Explanations in Data Management and Artificial Intelligence (Sept. 22)
[The video] [The slides]
ExplainableAI is one of the most active areas of research in AI and machine learning in these days. In this tutorial we will review some recent approaches to providing explanations in data management, knowledge representation and machine learning. In particular, causality-based approaches, model-based diagnosis, and score-based explanations will be described and applied to query answering and outcomes of classification models. We will also show how answer-set programming can be used for reasoning about counterfactual causes for model results.
Leopoldo Bertossi
Leopoldo Bertossi has been Full Professor at the School of Computer Science, Carleton University (Ottawa, Canada) from 2001 to 2019. In September 2019 he took up a full-professorship at Universidad Adolfo Ibañez (UAI, Chile), the oldest and most prestigious fully-private university in Chile.
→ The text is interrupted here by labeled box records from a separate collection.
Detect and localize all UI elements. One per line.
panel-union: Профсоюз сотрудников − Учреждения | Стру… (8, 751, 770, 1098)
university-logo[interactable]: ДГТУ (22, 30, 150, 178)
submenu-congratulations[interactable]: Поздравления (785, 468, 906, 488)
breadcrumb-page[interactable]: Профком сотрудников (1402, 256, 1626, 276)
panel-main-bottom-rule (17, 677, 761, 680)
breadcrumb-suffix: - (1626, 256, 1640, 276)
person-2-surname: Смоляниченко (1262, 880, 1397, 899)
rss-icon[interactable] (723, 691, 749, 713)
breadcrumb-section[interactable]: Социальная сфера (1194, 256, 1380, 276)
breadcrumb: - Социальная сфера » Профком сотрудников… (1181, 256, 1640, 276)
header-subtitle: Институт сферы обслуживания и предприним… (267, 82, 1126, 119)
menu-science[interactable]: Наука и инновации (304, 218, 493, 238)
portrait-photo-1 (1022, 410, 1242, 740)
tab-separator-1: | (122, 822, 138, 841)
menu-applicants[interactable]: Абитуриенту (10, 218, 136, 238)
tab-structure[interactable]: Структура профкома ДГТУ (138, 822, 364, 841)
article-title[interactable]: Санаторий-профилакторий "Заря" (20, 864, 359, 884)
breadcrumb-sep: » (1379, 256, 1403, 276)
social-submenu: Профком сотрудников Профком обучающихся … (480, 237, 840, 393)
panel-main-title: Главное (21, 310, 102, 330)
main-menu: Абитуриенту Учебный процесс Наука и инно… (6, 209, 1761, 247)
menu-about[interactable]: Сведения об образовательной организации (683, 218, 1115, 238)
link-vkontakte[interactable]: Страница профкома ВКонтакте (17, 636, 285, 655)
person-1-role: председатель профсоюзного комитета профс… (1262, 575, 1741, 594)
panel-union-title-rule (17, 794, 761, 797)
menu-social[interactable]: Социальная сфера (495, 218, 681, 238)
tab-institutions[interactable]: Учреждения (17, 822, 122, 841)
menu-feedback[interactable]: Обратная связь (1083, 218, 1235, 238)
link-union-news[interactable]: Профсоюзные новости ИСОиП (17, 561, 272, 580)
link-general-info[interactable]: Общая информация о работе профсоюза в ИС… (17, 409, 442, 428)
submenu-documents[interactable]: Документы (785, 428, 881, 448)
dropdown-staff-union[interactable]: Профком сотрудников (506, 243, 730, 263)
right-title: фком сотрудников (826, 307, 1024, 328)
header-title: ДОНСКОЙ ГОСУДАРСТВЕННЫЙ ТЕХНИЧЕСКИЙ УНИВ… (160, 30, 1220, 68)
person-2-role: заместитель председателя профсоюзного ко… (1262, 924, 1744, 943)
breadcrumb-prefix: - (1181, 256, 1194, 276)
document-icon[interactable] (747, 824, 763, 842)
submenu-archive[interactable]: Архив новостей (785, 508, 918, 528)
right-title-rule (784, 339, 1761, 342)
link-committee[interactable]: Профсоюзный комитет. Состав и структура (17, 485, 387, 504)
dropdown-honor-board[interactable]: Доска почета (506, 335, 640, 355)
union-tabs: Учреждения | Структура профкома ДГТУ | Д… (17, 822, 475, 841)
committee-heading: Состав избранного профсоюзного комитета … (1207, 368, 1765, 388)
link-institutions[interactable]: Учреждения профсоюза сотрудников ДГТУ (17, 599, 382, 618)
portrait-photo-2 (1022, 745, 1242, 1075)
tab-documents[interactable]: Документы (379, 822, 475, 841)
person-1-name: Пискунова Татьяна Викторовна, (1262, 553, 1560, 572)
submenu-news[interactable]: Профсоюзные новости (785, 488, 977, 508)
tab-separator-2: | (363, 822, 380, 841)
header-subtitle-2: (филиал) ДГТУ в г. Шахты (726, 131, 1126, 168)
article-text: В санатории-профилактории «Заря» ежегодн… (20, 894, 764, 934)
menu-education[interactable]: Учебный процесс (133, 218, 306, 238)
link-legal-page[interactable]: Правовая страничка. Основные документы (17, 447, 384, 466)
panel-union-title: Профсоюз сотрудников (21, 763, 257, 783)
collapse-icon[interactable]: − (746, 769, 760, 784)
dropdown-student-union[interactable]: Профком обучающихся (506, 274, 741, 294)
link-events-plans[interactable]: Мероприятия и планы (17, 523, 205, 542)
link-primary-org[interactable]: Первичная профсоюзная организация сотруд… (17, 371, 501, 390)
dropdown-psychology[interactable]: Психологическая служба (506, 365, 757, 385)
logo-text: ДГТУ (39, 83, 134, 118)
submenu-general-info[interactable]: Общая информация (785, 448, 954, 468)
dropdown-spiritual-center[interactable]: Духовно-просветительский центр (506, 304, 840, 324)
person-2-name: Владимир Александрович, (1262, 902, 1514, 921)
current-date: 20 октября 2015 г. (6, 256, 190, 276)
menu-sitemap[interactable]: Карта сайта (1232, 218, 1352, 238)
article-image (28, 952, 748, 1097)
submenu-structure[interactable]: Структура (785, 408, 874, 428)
He worked as Senior Computer Scientist at RelationalAI Inc. (Berkeley, CA, USA) Until 2020. He is since 2019 a senior member of the "Millenium Research Institute for Foundations of Data" (IMFD, Chile), a 10-year initiative funded by the Government of Chile. He obtained a PhD in Mathematics from the Pontifical Catholic University of Chile (PUC) in 1988, with a PhD thesis on mathematical logic (model theory) under the supervision of Prof. Joerg Flum (University of Freiburg, Germany). Prof. Bertossi's research interests include data science, database theory, data management, semantic web, intelligent information systems, data management for business intelligence, knowledge representation, uncertain reasoning, logic programming, computational logic, and statistical relational learning.